Гипотеза, говорит Рикёр, состоит в том, что социальные науки являются герменевтическими, «1) поскольку их объект обнаруживает некоторые черты, конститутивные для текста как такового, 2) поскольку в их методологии разрабатываются процедуры, аналогичные процедурам “Auslegung” или интерпретации текста» [Рикёр, 2008, c. 25]. Отсюда вытекают и задачи: необходимо выяснить, продолжает он, «до какой степени понятие текста можно рассматривать в качестве парадигмы так называемого объекта социальных наук и насколько мы можем использовать методологию интерпретации текста как парадигму интерпретации в социальных науках» [Рикёр, 2008, c. 25]. Методологический вопрос, таким образом, поставлен в зависимость от вопроса о самом объекте.

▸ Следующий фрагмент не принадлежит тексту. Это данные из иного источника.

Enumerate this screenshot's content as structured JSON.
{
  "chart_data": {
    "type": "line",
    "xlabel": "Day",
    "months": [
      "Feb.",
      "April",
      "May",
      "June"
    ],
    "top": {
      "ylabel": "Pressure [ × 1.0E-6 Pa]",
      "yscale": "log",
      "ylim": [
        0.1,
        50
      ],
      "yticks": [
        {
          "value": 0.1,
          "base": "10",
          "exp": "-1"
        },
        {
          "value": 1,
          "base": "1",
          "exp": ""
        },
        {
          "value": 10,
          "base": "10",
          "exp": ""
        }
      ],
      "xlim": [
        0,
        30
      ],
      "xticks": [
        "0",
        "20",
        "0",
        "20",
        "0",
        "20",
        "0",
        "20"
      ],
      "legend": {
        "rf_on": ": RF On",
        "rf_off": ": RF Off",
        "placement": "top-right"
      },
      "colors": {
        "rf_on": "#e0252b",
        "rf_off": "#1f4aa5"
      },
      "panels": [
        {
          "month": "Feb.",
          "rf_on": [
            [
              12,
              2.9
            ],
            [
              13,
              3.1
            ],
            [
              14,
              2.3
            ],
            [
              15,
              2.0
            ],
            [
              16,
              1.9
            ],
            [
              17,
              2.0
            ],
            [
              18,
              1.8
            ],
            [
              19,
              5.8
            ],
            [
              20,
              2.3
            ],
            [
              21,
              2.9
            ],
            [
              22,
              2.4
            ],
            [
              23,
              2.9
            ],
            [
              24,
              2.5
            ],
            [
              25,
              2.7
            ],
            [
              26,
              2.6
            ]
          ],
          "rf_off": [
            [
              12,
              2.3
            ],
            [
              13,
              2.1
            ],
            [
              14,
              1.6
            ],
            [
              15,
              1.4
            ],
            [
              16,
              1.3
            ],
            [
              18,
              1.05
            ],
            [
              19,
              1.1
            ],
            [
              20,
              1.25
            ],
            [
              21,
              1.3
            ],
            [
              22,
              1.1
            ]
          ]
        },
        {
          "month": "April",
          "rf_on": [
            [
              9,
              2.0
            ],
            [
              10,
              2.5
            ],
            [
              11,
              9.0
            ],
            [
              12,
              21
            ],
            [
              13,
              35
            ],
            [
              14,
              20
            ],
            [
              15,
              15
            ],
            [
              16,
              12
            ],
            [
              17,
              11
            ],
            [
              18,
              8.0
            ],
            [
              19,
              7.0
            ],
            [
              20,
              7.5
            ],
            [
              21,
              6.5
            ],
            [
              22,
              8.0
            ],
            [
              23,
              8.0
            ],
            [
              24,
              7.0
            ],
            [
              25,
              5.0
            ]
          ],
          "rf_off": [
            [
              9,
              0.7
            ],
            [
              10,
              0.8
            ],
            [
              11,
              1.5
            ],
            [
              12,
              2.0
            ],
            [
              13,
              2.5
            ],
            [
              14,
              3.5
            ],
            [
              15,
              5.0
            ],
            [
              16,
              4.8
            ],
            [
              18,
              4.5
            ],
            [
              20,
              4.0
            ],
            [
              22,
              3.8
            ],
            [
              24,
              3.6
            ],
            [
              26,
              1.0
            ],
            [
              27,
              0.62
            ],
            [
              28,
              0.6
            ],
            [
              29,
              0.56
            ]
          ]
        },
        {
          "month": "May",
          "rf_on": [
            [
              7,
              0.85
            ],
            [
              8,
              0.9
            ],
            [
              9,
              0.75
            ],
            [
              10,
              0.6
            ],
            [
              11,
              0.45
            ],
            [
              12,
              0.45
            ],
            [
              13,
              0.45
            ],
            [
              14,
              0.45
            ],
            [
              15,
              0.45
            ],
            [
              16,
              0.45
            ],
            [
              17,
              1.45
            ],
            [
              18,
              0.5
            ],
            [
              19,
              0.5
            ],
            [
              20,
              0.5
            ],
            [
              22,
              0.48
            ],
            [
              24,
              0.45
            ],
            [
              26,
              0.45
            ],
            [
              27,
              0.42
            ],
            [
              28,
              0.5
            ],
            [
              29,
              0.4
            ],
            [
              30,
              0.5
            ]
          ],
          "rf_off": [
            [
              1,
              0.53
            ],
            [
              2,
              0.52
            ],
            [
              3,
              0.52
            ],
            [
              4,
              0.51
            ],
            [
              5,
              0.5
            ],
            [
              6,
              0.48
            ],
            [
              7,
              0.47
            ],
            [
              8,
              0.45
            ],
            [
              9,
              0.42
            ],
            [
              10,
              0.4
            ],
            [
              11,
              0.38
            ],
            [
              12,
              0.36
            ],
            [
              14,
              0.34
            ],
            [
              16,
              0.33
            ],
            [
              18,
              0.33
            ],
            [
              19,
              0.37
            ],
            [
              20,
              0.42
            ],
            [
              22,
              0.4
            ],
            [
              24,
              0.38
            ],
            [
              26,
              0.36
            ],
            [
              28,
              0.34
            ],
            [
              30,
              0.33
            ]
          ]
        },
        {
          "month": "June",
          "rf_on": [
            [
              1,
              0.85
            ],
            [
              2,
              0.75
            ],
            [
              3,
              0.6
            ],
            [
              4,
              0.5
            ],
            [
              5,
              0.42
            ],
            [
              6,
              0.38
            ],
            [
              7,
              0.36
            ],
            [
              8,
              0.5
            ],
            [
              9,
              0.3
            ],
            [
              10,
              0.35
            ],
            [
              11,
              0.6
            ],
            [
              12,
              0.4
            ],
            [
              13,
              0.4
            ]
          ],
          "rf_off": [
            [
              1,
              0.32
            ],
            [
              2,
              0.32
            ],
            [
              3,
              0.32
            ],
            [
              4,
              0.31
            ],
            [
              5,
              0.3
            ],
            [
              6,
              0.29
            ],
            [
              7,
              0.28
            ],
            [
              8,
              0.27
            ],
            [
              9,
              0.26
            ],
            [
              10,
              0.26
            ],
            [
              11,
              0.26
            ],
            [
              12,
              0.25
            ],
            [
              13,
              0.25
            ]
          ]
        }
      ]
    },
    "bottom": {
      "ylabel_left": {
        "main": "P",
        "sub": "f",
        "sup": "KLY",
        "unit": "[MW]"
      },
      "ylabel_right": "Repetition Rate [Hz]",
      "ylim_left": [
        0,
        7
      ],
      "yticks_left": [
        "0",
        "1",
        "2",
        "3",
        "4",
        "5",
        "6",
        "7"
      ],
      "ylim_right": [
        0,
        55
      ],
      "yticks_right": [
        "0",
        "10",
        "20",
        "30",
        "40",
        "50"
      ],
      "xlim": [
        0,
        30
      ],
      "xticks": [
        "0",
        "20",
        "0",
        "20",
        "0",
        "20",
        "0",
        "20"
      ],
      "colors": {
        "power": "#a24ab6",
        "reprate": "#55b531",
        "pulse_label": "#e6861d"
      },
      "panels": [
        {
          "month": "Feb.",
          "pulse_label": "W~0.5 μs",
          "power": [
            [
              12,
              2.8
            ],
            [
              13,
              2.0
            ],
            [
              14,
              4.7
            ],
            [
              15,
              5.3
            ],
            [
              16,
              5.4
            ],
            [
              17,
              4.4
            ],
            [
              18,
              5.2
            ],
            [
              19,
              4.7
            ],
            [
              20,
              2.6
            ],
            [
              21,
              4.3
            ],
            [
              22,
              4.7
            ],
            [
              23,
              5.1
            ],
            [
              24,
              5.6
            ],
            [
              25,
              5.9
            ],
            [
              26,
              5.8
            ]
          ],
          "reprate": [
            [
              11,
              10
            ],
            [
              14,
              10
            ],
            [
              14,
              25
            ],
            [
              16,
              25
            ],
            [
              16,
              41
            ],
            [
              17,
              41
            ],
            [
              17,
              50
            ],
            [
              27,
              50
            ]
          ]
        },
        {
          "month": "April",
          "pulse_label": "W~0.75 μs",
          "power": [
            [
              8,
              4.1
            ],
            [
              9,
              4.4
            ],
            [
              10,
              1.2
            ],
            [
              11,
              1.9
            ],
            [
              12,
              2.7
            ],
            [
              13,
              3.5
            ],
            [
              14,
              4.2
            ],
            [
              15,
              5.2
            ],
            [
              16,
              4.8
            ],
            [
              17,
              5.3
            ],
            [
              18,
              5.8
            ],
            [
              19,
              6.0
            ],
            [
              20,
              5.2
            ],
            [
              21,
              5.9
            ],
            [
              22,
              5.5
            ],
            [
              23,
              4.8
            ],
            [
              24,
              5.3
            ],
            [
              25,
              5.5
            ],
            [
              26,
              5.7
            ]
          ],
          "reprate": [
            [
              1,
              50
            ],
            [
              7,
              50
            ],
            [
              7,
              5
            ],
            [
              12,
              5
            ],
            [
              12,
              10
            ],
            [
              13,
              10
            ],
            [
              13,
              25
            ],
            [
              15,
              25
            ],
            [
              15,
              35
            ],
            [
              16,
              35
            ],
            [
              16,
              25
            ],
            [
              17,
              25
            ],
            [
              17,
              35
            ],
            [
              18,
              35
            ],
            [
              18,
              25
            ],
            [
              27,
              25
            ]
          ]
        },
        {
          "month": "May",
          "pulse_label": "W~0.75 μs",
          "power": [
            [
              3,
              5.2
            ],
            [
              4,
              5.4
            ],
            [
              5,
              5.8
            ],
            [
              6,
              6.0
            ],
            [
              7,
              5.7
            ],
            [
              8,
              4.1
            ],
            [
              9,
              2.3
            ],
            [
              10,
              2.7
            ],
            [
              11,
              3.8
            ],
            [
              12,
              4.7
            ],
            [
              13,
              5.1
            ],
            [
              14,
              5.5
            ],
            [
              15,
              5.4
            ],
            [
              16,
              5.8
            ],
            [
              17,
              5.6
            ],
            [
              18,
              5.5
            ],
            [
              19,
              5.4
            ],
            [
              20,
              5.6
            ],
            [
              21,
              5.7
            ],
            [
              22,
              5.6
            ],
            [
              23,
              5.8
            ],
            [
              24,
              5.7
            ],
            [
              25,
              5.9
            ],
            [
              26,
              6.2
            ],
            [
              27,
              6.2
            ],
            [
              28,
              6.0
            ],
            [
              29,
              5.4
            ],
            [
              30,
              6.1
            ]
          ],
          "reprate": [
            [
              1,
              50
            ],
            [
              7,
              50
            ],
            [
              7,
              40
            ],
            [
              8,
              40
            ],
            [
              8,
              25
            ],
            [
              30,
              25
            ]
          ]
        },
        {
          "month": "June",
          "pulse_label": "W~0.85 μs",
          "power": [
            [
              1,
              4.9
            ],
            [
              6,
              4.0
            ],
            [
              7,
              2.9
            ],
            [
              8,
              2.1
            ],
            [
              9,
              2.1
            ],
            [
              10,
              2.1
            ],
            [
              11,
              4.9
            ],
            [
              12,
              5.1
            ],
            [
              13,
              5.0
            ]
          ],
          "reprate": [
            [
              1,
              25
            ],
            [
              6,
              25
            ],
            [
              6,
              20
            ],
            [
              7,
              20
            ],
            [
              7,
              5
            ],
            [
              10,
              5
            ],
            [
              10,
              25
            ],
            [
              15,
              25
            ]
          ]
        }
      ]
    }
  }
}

Именно потому, что действие отчасти подобно тексту, его и можно толковать, подобно тексту. Но к действию Рикёр переходит лишь после того, как дает характеристику дискурсу как событию языка. Он говорит также и по-другому: «речь как событие», «исполнение языка в дискурсе» [Рикёр, 2008, c. 26]. Событийная действительность дискурса противопоставляется относительно устойчивой системе языка. Дискурс моментален (совершается когда?то), персонализирован (совершается кем?то, содержит в себе референцию к говорящему), а также разомкнут, т.е. отсылает не только к своей собственной истории, но прежде всего к миру (о чем говорят) и к участникам (для кого говорят).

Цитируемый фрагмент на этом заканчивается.